We anticipate some drastic changes to the world of work as companies re-evaluate their use of traditional workspaces. With this in mind, organisations that have managed to scrape by on ill-suited and outdated remote working set-ups need to take the opportunity to adapt their operations with a more long-term strategy.
Central to achieving this is leaving the old legacy VPNs behind and taking on an entirely cloud-based SaaS (Software as a Service) approach such as SD-WAN (software-defined Wide Area Network). This immediately solves the scalability problem as there will be no infrastructure costs or drain on IT personnel.
Further, with a flexible SaaS contract it will be possible to add as many users as needed at the time, and scale back again if circumstances change and more of the workforce heads back to the office. This is a particularly valuable feature as organisations bring workers out of furlough and face uncertain levels of demand.
Getting connectivity up to speed
Organisations should also ensure that their chosen solution has a high level of interoperability. The virtual architecture needs to be fully compatible with the company’s full range of devices, regardless of operating system. This should also account for the myriad mobile devices used by homeworking employees following BYOD strategies.
With the right solution, it is also possible to overcome the common performance and connection speed problems present in older VPN solutions. If the virtual architecture is hosted through cloud gateways located around the world rather than a single potentially distant data centre, users can continue to experience high connection speeds regardless of their location.
It is even possible to further enhance performance by prioritising particular applications on particular devices. For example, if the sales team is making heavy use of Zoom for calling prospects from home, the application can be given higher priority for network traffic to ensure consistent quality.

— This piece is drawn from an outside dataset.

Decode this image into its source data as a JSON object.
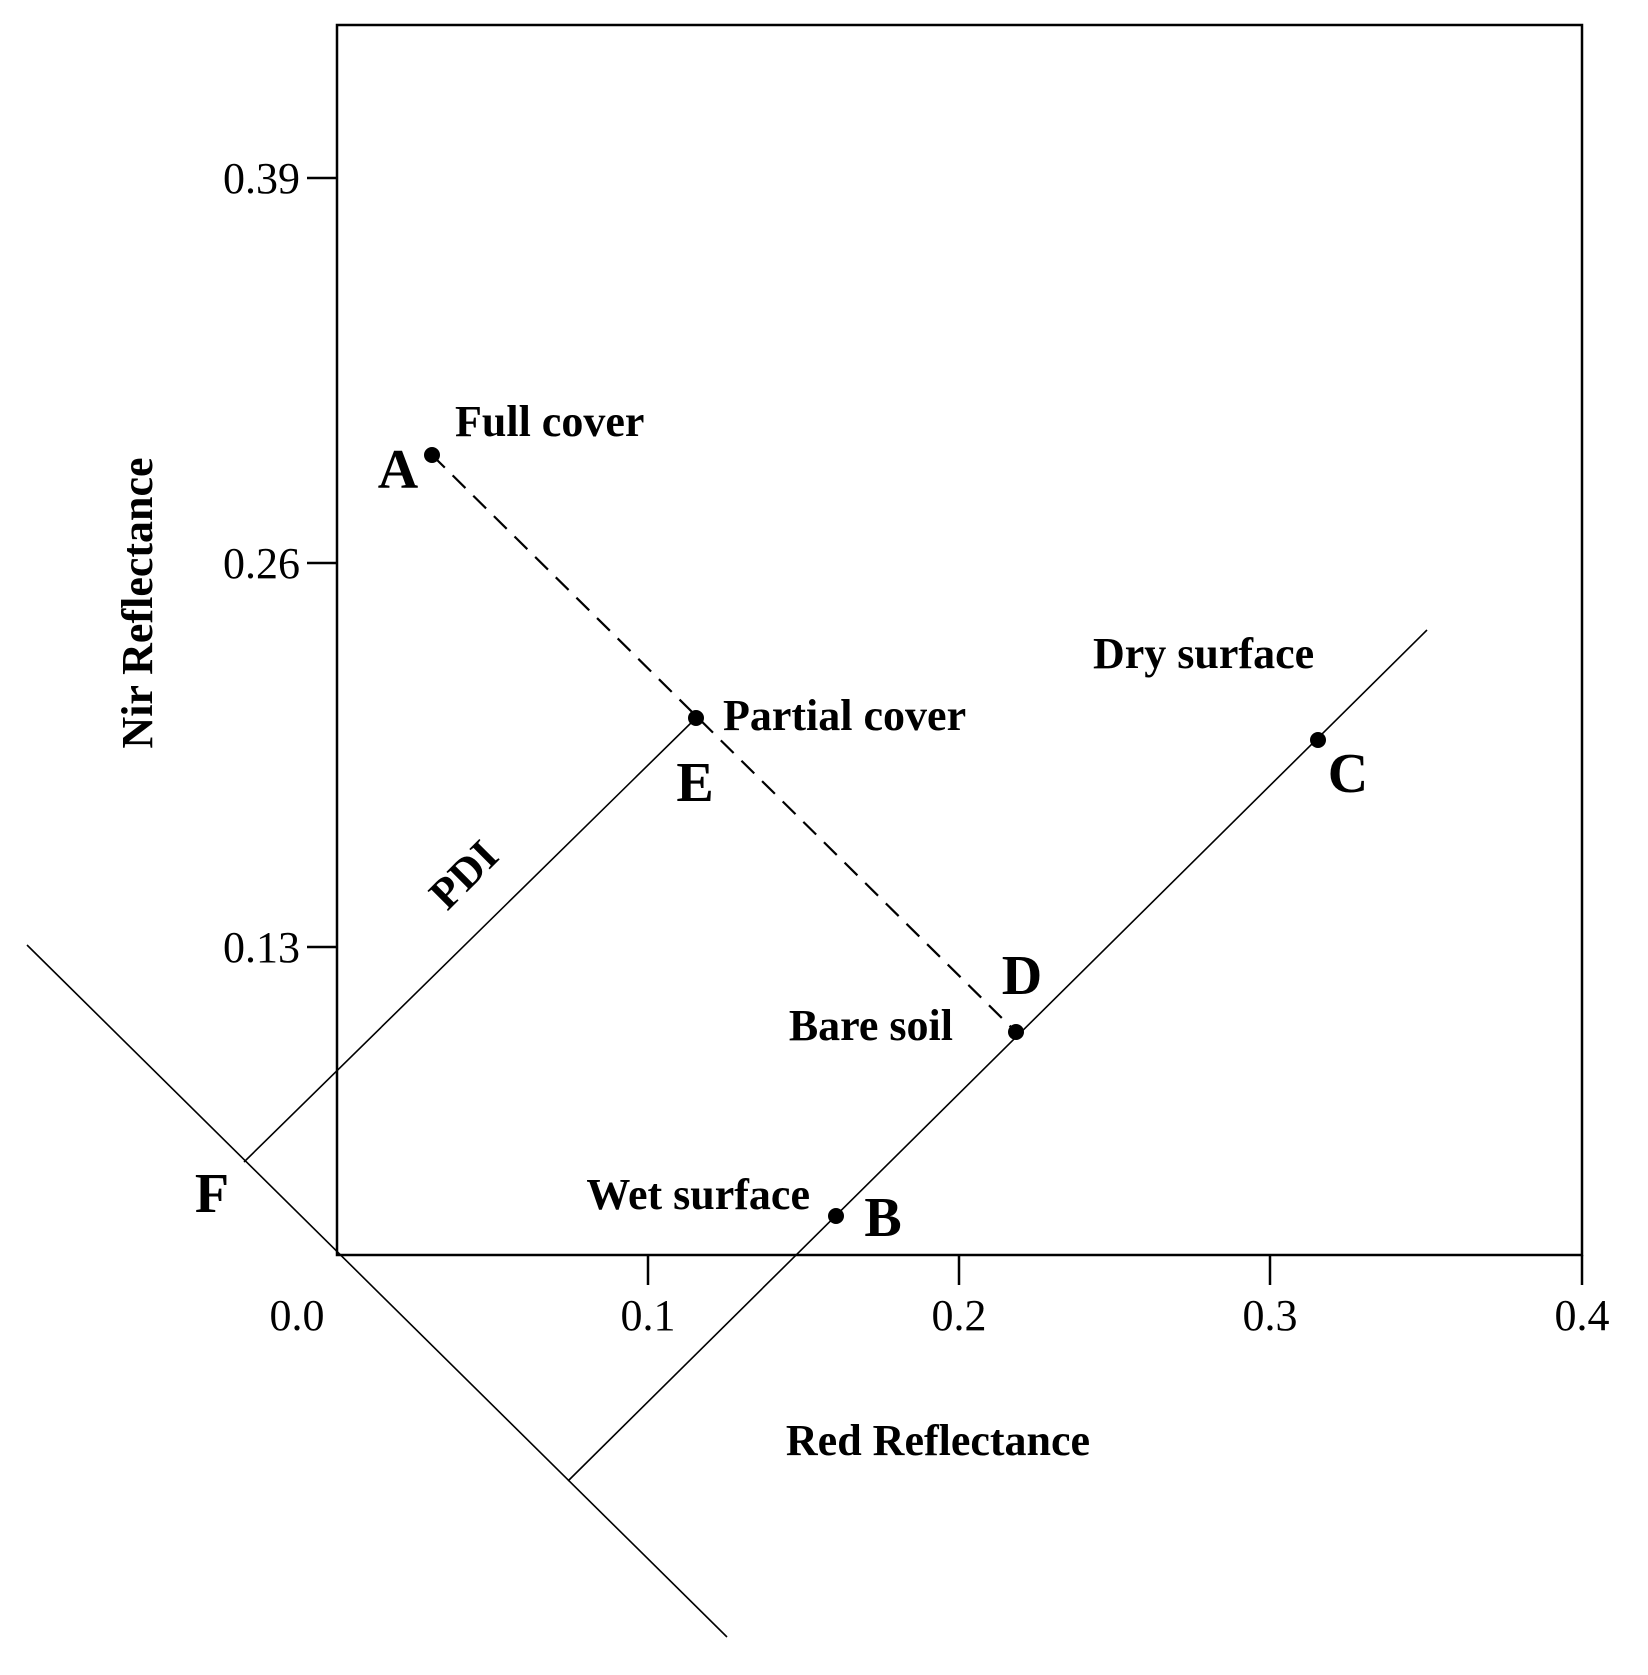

Finally, from a security perspective SD-WAN will reduce operational complexity, providing a single point of control for the entire network. This will make it far easier for CISOs and their teams to gain
full visibility of all activity across the virtual network and mitigate the risk of outdated patches and security gaps that can be exploited by threat actors.
While remote working has been the exception for a small but growing number of companies, the COVID-19 lockdown has accelerated developments and reversed the situation. While many companies are re-opening their offices, remote working is likely here to stay. Those organisations that take the opportunity to revamp their remote working capabilities now will be the ones best placed to field a secure and efficient remote workforce in the years ahead.